Search code examples
pythonpython-3.xpickledill

Serialising a function object with attributes, one attribute missing when loading


I am using dill in python 3.7, but one of the attributes of a function is lost when I reload it latter.

I have class named session that I save on program exit, load at start. This object contains, indirectly, Tranform instances that have a a function attribute that references a specific function. That function has several attributes set on it.

When I use a debugger when I save the session, I can see that the specific attribute is present and set to None. But when I load a saved session, everything is fine except that this one attribute has disappeared.

Here is the saving code:

def save(self):
    print ('\n SAVING SESSION STATE, DO NOT EXIT')
    breakpoint()

    sessionDirectory='__PETL__'
    if not os.path.exists(sessionDirectory):
        os.makedirs(sessionDirectory)
    with open(sessionDirectory+'/'+self.name, 'wb') as f: 
        dill.dump(self,f)
    print ('\nSession Saved, exiting')

Here is the loading code:

def loadSession(self, sessionName):
    if (Session.dontLoad):
        print ('Creating New Session')
        return None
    try:
        with open('__PETL__/'+ sessionName, 'rb') as f:
            session=dill.load(f)
    except FileNotFoundError:
        print ('No session found, creating new one')
        return None

    return session

And here are the debugger outputs:

Saving:

> /home/osboxes/stage/inspireDataBase2/migrations/src/session/session.py(160)save()
-> sessionDirectory='__PETL__'
(Pdb) print( self.transforms[0].transform.function.queryRes)
None
(Pdb) print (dir(self.transforms[0].transform.function)[-9:])
['after', 'args', 'columns', 'fetch', 'indexs', 'query', 'queryRes', 'sameorderasafter', 'transformvar']
(Pdb) dill.dumps(self.transforms[0].transform.function)
b'\x80\x03cuserTransformModulePreparsed\ntransform__constru__buildinggeometry2d\nq\x00.'
(Pdb) c
Session Saved, exiting

Loading:

> /home/osboxes/stage/inspireDataBase2/migrations/src/session/session.py(39)__init__()
-> session.printJobDone()
(Pdb) print( self.transforms[0].transform.function.queryRes)
*** AttributeError: 'function' object has no attribute 'queryRes'
(Pdb) print( session.transforms[0].transform.function.queryRes)
*** AttributeError: 'function' object has no attribute 'queryRes'
(Pdb) print (dir(session.transforms[0].transform.function)[-9:])
['__subclasshook__', 'after', 'args', 'columns', 'fetch', 'indexs', 'query', 'sameorderasafter', 'transformvar']
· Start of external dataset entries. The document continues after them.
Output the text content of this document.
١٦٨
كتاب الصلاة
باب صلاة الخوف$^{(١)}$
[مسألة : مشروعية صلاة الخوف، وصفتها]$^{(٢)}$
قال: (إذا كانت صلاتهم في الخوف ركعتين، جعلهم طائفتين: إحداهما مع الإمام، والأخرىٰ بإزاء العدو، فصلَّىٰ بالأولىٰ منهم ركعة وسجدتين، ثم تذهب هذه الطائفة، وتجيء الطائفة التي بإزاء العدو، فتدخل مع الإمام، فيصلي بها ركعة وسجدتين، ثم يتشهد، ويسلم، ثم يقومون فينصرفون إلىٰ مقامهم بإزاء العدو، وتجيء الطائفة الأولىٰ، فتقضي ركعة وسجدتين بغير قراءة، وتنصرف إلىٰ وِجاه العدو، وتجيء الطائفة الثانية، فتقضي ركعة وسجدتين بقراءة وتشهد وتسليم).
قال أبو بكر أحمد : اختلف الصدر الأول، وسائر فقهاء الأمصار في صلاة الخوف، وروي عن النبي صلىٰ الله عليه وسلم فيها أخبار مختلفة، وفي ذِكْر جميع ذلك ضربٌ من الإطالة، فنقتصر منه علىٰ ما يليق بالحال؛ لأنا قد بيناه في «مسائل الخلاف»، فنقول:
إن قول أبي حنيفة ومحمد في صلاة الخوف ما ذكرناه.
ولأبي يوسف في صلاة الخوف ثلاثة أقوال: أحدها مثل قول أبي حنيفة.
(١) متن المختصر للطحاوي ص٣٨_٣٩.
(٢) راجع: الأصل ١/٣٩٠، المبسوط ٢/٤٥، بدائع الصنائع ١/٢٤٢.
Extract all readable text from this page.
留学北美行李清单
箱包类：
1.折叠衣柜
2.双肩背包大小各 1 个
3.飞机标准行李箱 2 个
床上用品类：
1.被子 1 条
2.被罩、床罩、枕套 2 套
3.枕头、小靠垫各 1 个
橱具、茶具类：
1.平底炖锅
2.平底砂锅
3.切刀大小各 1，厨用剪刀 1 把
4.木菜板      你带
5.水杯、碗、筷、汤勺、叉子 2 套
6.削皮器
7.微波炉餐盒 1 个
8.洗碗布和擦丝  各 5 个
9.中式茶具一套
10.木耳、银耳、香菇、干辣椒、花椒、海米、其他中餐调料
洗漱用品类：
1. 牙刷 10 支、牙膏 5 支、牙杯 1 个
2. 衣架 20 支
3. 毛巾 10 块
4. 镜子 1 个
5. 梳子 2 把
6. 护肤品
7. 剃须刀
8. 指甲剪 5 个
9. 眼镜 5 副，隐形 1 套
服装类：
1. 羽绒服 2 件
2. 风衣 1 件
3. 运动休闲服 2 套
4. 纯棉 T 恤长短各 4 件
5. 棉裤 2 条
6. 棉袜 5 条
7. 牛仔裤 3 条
As you see, the other attributes work as expected.

As the saving part is the last thing I do in my project, I guess I just don't understand how dill works. The attribute differs from the other because this one is set in another class (not in the same module as the function). The other attributes are set directly in the module of the function. This said, the module is obtained by compiling an AST Tree, but I don't see why it would be a problem.

And I see that indeed in the first output, there is only a reference to the module of the function in the dill output (but I am don't know how dill works, maybe this is normal).


Solution

  • dill does not capture function attributes, not for functions that can be imported directly. Any attributes you see when loading were added to that function object by other code, perhaps at import time.

    All that dill.dumps() stored, was enough information to just re-import the same function object; in your debugging session that's userTransformModulePreparsed.transform__constru__buildinggeometry2d. When loading that serialisation, all that needs to be done is import userTransformModulePreparsed and then using the transform__constru__buildinggeometry2d attribute of that module. Functions are deemed singletons in such cases, only one copy needs to exist per Python process. It is assumed that all loading of that object is otherwise handled by the normal import process. This includes attributes added to the function object!

    dill can handle generated function objects, that is, any function object that can't be imported directly, at which point it'll capture all aspects of the function including attributes. For example, using def inside of a function (nested functions) will always create a new, separate function objects each time you call the parent function. Serialising such objects is handled differently:

    >>> import dill
    >>> def foo():
    ...     def bar(): pass  # nested function
    ...     bar.spam = 'ham'
    ...     return bar
    ...
    >>> foo()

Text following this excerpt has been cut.